- Film poster
- Directed by: Rudolph Maté
- Screenplay by: James Poe William Sackhelm
- Produced by: Buddy Adler
- Starring: Loretta Young Kent Smith Alexander Knox
- Cinematography: Charles Lawton Jr.
- Edited by: Viola Lawrence
- Music by: George Duning
- Production company: Columbia Pictures
- Distributed by: Columbia Pictures
- Release date: May 15, 1952;
- Running time: 80 minutes
- Country: United States
- Language: English

= Paula (1952 film) =

1952 film directed by Rudolph Maté

Paula (reissued as The Silent Voice) is a 1952 American film noir drama film directed by Rudolph Maté, and starring Loretta Young, Kent Smith, and Alexander Knox. It was produced and distributed by Columbia Pictures.

==Plot==
Distraught after her second miscarriage, and learning definitively she could never have children, Paula Rogers, while driving at night, accidentally injures a child. Confused, and also expected to attend a function that honors her husband, Paula tries to follow the child to the hospital but the farmer who witnesses the accident believes Paula to be drunk, so he takes the child in his truck and drives away before Paula can get into her car. She tries to follow but is too far away and gets stuck at a train crossing, losing sight of the farmer’s truck. She attempts to tell her husband about the incident, but has trouble finding the right time.
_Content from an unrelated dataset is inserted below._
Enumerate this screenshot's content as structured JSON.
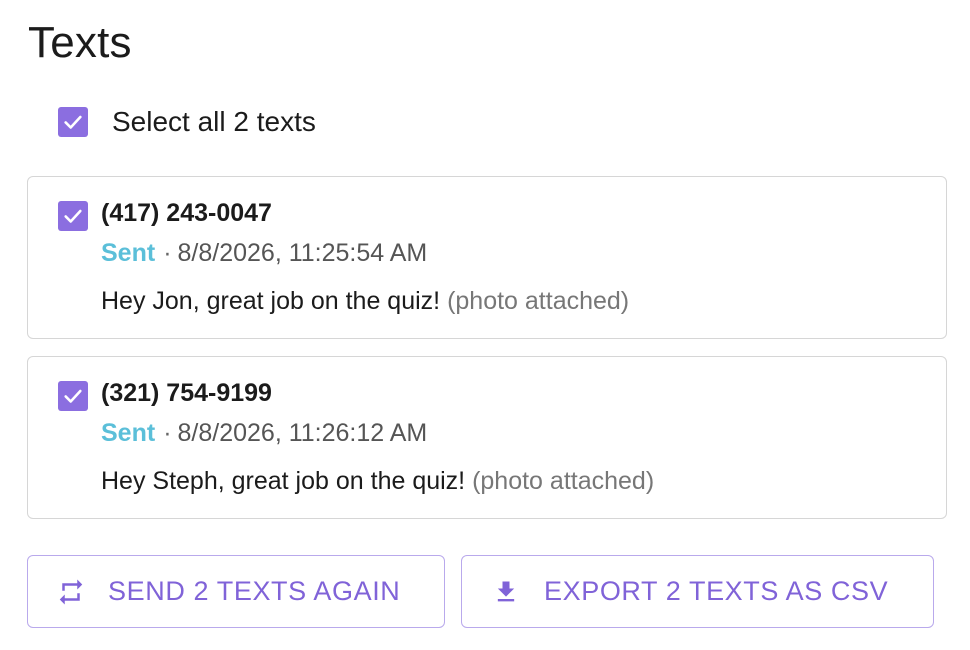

Later, overcome with remorse, she looks to get close to this child and becomes a helper at the hospital. The child is an orphan with limited health care available. The doctor recognizes Paula's need to be useful and asks if she would become his speech therapist and guardian. She finds meaning and purpose in her life as she engages the little boy in intensive therapy necessary to recover his ability to speak.

==Bibliography==
- Dick, Bernard F. Hollywood Madonna: Loretta Young. University Press of Mississippi, 2011.